Excellent. Remember that the RMSE is a rather subjective metric. Would you say that the RMSE in this case is sufficient to make meaningful recommendations? 

Interpretation: An RMSE of 0.633 means that on average the model predicts 0.633 above or below values of the original ratings matrix.

## Do Recommendations Make Sense
Now that we have an understanding of how well our model performed, and have some confidence that it will provide recommendations that are relevant to users, let's actually look at recommendations made to a user and see if they make sense.

The original ratings data is provided here as original_ratings. Take a look at user 60 and user 63's original ratings, and compare them to what ALS recommended for them.

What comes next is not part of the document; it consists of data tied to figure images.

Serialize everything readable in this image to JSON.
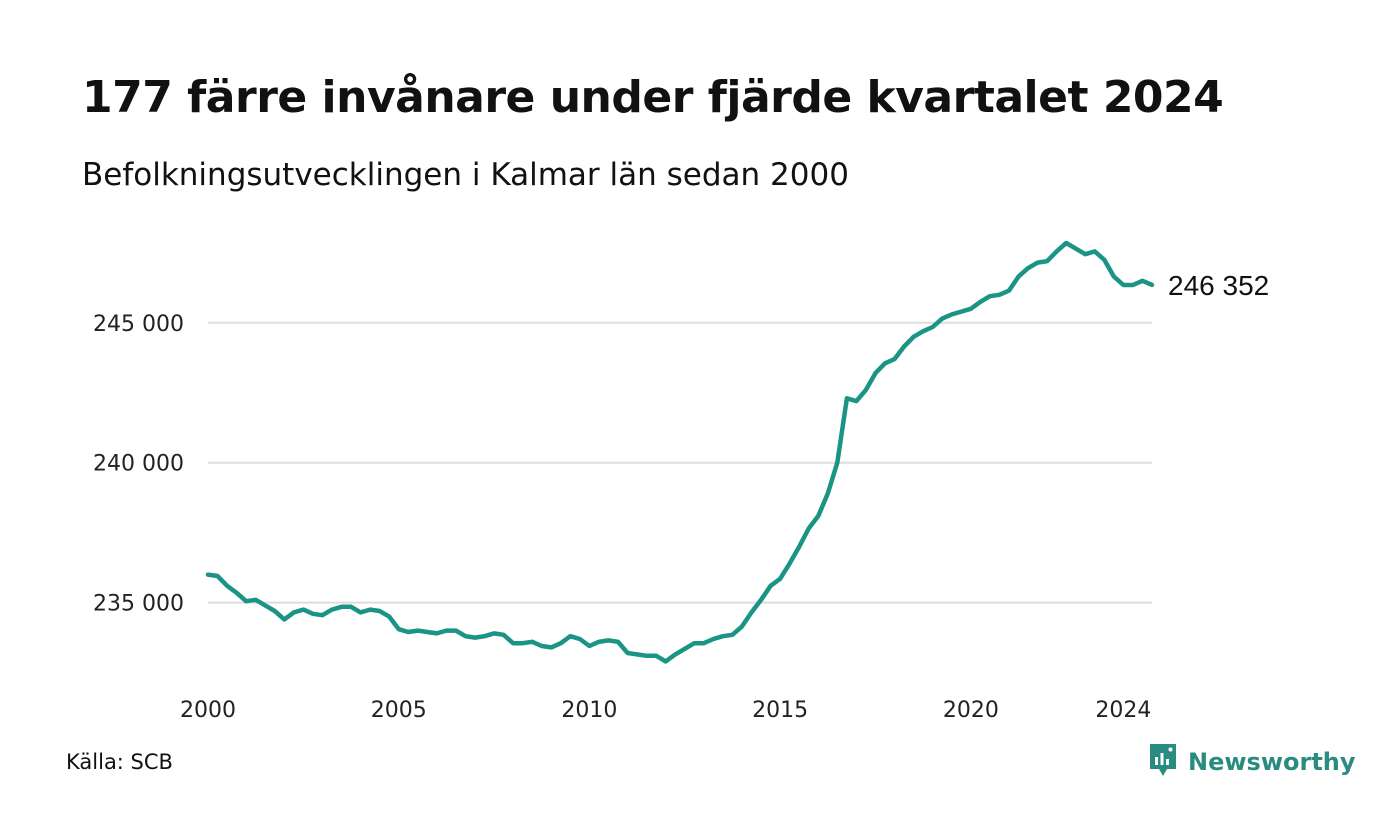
{
  "header": {
    "title": "177 färre invånare under fjärde kvartalet 2024",
    "subtitle": "Befolkningsutvecklingen i Kalmar län sedan 2000"
  },
  "footer": {
    "source": "Källa: SCB",
    "brand": "Newsworthy"
  },
  "colors": {
    "line": "#1a9485",
    "grid": "#dddddd",
    "brand": "#2a8c80"
  },
  "icons": {
    "brand_logo": "bar-chart-speech-bubble-icon"
  },
  "chart_data": {
    "type": "line",
    "title": "",
    "xlabel": "",
    "ylabel": "",
    "x_start": 2000.0,
    "x_step": 0.25,
    "xlim": [
      2000,
      2024.75
    ],
    "ylim": [
      232700,
      248100
    ],
    "x_ticks": [
      {
        "value": 2000,
        "label": "2000"
      },
      {
        "value": 2005,
        "label": "2005"
      },
      {
        "value": 2010,
        "label": "2010"
      },
      {
        "value": 2015,
        "label": "2015"
      },
      {
        "value": 2020,
        "label": "2020"
      },
      {
        "value": 2024,
        "label": "2024"
      }
    ],
    "y_ticks": [
      {
        "value": 235000,
        "label": "235 000"
      },
      {
        "value": 240000,
        "label": "240 000"
      },
      {
        "value": 245000,
        "label": "245 000"
      }
    ],
    "grid": "horizontal",
    "last_value_label": "246 352",
    "series": [
      {
        "values": [
          236000,
          235950,
          235600,
          235350,
          235050,
          235100,
          234900,
          234700,
          234400,
          234650,
          234750,
          234600,
          234550,
          234750,
          234850,
          234850,
          234650,
          234750,
          234700,
          234500,
          234050,
          233950,
          234000,
          233950,
          233900,
          234000,
          234000,
          233800,
          233750,
          233800,
          233900,
          233850,
          233550,
          233550,
          233600,
          233450,
          233400,
          233550,
          233800,
          233700,
          233450,
          233600,
          233650,
          233600,
          233200,
          233150,
          233100,
          233100,
          232900,
          233150,
          233350,
          233550,
          233550,
          233700,
          233800,
          233850,
          234150,
          234650,
          235100,
          235600,
          235850,
          236400,
          237000,
          237650,
          238100,
          238900,
          240000,
          242300,
          242200,
          242600,
          243200,
          243550,
          243700,
          244150,
          244500,
          244700,
          244850,
          245150,
          245300,
          245400,
          245500,
          245750,
          245950,
          246000,
          246150,
          246650,
          246950,
          247150,
          247200,
          247550,
          247850,
          247650,
          247450,
          247550,
          247250,
          246650,
          246350,
          246350,
          246500,
          246352
        ]
      }
    ]
  }
}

In your opinion, are the recommendations consistent with their original preferences?

In [None]:
# Look at user 60's ratings
print("User 60's Ratings:")
original_ratings.filter(col("userId") == 60).sort("rating", ascending = False).show()

# Look at the movies recommended to user 60
print("User 60s Recommendations:")
recommendations.filter(col("userId") == 60).show(5)

# Look at user 63's ratings
print("User 63's Ratings:")
original_ratings.filter(col("userId") == 63).sort("rating", ascending = False).show(5)

# Look at the movies recommended to user 63
print("User 63's Recommendations:")
recommendations.filter(col("userId") == 63).show(5)

Great work. Does it look like the model picked up on user 60's preference for drama, crime, and comedy or user 63's preference for action, adventure, and drama?